А он – один. И неудивительно, если даже водитель, когда забирал их, сказал, что не понимает, кому это мог понадобиться – скунс. Пусть даже и такой необычный. Человек ещё посмеялся над его чёрными, в тот миг полными страха и надежды глазами. Точно такими же, какими он смотрел сейчас на проходящих мимо людей. Их было много, так много, сколько он никогда не видел там, где появился на свет. И эти люди были другими – кто-то совсем маленький, чуть больше самых крупных медвежат, а кто-то больше напоминал ему старого, плачущего в темноте холодного фургона тигра.
Один раз он видел, как такой человек и правда плачет, когда на неё накричал другой, совсем ещё молодой. Он потянулся к ней лапками, потому что очень хотел утешить, но его никто не заметил, не услышал его успокаивающего шёпота – здесь всегда было очень шумно.
День шёл за днём, их становилось всё меньше. Первыми, как и говорили в фургоне мудрые соседи, забрали медвежат – маленькие люди очень любят их. Потом как-то незаметно исчезли надменные попугаи, он даже не сразу заметил их отсутствия – потому что те всегда держались особняком. Последними забирали белок и коричнево-серых симпатичных бурундуков.
Ещё через пару дней привезли новых соседей – на этот раз только медвежат, но им было весело друг с другом, а его почти не замечали. Так же, как и люди. Нет, он не жаловался – но если бы хоть раз кто-то взял его на руки, хоть бы немного подержал, прижал к себе – он был бы так счастлив!

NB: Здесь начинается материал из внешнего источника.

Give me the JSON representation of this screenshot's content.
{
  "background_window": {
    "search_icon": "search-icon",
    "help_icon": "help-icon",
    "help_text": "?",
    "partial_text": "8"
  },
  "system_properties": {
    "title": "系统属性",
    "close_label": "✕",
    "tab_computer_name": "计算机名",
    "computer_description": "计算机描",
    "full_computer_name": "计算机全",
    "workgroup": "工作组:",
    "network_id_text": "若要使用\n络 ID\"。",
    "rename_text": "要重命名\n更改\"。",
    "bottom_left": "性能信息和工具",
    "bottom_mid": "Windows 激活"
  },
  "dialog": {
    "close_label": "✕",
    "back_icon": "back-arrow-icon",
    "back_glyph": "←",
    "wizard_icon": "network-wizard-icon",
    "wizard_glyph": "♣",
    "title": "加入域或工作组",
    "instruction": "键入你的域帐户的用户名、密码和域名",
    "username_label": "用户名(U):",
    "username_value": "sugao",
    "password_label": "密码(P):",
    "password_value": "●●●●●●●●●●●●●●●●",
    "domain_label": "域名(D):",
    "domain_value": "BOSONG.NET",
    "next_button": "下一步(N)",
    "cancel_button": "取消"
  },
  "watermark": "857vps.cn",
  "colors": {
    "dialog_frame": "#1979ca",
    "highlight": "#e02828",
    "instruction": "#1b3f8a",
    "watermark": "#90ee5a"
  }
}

Но день шёл за днём, а люди по-прежнему ходили мимо, бегали, шумели, разговаривали, лишь порой бросая на него ленивый, холодный взгляд и резко произнося что-то вроде: «Фу! Это же скунс!» или «Что он здесь делает? Ужасные глаза! А этот хвост!»
Когда всех новых медвежат забрали, он загрустил по-настоящему. Он даже попытался убежать, но люди заметили, и посадили обратно.
Ещё через пару дней он понял, что всё безнадёжно. Кому нужен скунс, да ещё такой необычный? Его гладкая шерстка запылилась, взгляд потускнел, и теперь он сидел один посреди большой пустой площадки, ожидавшей, когда привезут новых соседей – снова медвежат, или белок, или попугаев, а может быть – даже нескольких тигрят.
Но ему уже было почти всё равно, потому что кому нужен скунс, да ещё и… такой необычный?
***
…Ранним утром в магазине всегда тихо и почти никого нет. Особенно здесь, между огромным стеллажом с посудой и другим таким же – с товарами для детей. Только иногда пройдёт нахмурившийся, вечно недовольный администратор или пробежит продавец, на ходу цепляя к нагрудному карману бейджик с именем.
Но это будет позже, а сейчас здесь – только тишина. Пустые проходы между стеллажами тускло освещены мертвенно-бледным светом потолочных ламп, зажженных через одну. Очень-очень тихо. Настолько тихо, что даже слышно, как на длинной пустой белой полке плачет, сам того не замечая, маленький чёрно-розовый скунс с длинным, пушистым хвостом. Забытая и никому так и не понравившаяся мягкая игрушка.